Austrian Authorities Arrest 2 With Suspected Ties to Paris Attacks

Revelation 6:3-4 NCV When the Lamb opened the second seal, I heard the second living creature say, "Come!" Then another horse came out, a red one. Its rider was given power to take away peace (prosperity, rest) from the earth and to make people kill each other (butcher, slaughter, to maim violently, in streets), and he was given a big sword (assassins sword, terrorist, loud, mighty, sore afraid).

Two people believed to be connected to last month’s terrorist attacks in Paris were arrested over the weekend at a refugee encampment in Austria, according to multiple media published reports.

A spokesperson for prosecutors in Salzburg, the city where the arrests occurred, told Reuters that the men arrived from the Middle East and were arrested “in accommodation for refugees on suspicion of belonging to a terrorist organization.” The spokesperson told the news agency that “evidence suggesting a connection with the Paris attacks is being verified,” but did not elaborate.

The Islamic State has claimed responsibility for the Nov. 13 Paris terrorist attacks, in which gunmen and suicide bombers killed 130 people at various venues throughout the city.

Local newspaper Salzburger Nachrichten, citing security sources, reported the two men entered Austria using fake passports and allegedly had contact with the Paris attackers while in Austria.
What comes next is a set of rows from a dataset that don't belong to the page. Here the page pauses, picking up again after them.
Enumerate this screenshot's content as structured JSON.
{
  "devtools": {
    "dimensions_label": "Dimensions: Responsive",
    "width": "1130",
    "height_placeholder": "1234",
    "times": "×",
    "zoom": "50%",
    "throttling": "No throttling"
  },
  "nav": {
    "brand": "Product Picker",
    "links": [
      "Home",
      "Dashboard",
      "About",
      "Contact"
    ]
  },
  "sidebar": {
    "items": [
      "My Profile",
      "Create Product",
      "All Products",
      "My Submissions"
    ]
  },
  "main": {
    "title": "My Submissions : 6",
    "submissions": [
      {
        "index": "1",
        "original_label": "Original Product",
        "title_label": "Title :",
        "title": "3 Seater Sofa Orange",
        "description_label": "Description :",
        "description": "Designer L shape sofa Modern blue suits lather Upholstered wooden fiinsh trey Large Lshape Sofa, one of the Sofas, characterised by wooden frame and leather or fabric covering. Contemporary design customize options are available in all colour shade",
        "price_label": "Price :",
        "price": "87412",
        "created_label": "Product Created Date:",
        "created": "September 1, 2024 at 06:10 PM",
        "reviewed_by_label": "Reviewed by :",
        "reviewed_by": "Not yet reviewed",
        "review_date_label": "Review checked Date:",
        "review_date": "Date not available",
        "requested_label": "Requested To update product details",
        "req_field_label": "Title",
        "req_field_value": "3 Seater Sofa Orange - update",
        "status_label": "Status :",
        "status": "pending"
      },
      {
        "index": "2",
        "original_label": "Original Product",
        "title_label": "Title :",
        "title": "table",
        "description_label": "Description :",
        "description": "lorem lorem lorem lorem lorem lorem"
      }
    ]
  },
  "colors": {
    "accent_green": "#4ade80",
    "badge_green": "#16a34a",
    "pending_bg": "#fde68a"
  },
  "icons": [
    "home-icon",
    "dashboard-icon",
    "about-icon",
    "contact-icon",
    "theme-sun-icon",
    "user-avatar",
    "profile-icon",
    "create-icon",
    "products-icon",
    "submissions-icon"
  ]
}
The pair was found “based on information of a foreign intelligence service,” the paper reported.

It’s been widely reported that one of the Paris attackers had a fake Syrian passport, and there are concerns that he posed as a refugee to enter France before ultimately carrying out the attacks.

FBI Director James Comey has told U.S. lawmakers that the intelligence community is worried that the Islamic State has the ability to forge passports. Last week, ABC News cited a Homeland Security report that indicated the Islamic State could have accessed a passport printing machine and boxes of blank passports after it captured a Syrian city that housed a passport office in 2014.